The book is based upon a unique treasure trove of thousands of official documents, never published before, from the State of Israel Archive, Ginzach Leumi (GL). Most of the documents come from the Israeli Department of Antiquities and Museums (IDAM), but some are also from the Ministry of Education and Culture and the Prime Ministers Office. I have also used many newspaper clippings, even from obscure periodicals in Hebrew that no longer exist. The Hebrew language has changed considerably since the 1950s and some of the charming "archaic" nuances are lost in translation. The original filing codes of the documents are meaningless to readers, so I refer to the current archive file number, usually followed by the number and/or date of the individual document.
The State of Israel Archive is by far the largest and most important source for the history of Israeli archaeology and also gives a wide scope, since the documents are not limited to one institution only. Most documents originate from the IDAM, so the views and facts relating to this body are well represented. In the 1950s there were only two other significant archaeological bodies in Israel. Unfortunately, documents from the Israel Exploration Society (IES) and from the Department of Archaeology of the Hebrew University were partially lost. Just Past? is the first publication to use primary archival materials about early Israeli archaeology.

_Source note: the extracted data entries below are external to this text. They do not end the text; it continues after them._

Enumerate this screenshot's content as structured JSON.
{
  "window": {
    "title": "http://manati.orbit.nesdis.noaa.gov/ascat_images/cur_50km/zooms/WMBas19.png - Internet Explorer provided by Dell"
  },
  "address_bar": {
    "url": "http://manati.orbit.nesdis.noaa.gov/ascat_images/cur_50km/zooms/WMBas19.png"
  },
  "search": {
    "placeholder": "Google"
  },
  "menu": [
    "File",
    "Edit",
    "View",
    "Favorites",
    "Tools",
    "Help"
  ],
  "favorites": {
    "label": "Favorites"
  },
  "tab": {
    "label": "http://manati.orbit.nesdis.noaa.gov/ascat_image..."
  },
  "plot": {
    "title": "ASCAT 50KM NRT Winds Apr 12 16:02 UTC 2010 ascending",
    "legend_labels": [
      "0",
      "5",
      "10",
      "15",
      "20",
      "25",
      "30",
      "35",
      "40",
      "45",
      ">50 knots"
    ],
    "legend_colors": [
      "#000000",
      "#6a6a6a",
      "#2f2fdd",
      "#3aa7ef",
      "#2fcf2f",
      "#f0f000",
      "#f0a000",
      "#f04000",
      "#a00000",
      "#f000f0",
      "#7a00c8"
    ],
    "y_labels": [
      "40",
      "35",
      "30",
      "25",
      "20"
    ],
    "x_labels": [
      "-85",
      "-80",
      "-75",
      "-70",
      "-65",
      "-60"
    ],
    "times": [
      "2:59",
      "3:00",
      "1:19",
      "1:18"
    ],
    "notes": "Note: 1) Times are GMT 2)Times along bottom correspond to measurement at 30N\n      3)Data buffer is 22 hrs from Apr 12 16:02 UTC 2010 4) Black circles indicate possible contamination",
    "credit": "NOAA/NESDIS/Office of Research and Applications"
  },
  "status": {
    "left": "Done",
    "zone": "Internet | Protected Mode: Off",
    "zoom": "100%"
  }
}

The documents reveal a surprising picture. Much was written about archaeology in Palestine during the Ottoman and British Mandate periods (Mazar 1936; Sukenik 1952; Silberman 1982; Shavit 1989; Braun 1992; Reich 1992a; Ben-Arieh 1999a,b, 2000, 2001; Abu el-Haj 2002; on excavators see Drawer 1985, 2004; Blakely 1993; Momigliano 1995; on the Hebrew University see Katz & Heyd 1997). Very little has been published about Israeli archaeology after 1948 and archival documents have not been used. Biographies of Israeli archaeologists are rare and not very critical (Silberman 1993; Aharoni 1998); obituaries are short and, naturally, positive (Kochavi 1981; Avigad 1989; Ben-Tor 1989; Dever 1989). The regular products of archaeological writing - excavation and survey reports and the like - are not very helpful; nor are the textbooks (Albright 1949; Aharoni 1978, 1986; Stern 1993; the best are Mazar 1990 and Stern 2001). Criticisms are also rare, and are almost always limited to very narrow arenas: the political place within the Israeli-Palestinian conflict or the accusation about the "Biblical archaeology" bias (Shay 1989; Kempinski 1994; Abu el-Haj 2001). We read much about the "myth of Masada", for example (Ben-Yehuda 1995, 2002), but nothing about why, by whom and when the decision was made to start excavations at Masada, who provided the funding and how Yadin became the excavator. Anything not overtly political was neglected; while politics were often of more relevance to the authors than to their subjects. Also, archaeologists neglected their own history, leaving the field to scholars from other disciplines specializing in recent periods (e.g. Feige 1998; Shavit 1997). A community focused on the study of some distant human past must also acknowledge its own roots: its genesis. Without knowing the origins and history of Israeli archaeology, there can be no open-minded evaluation of it.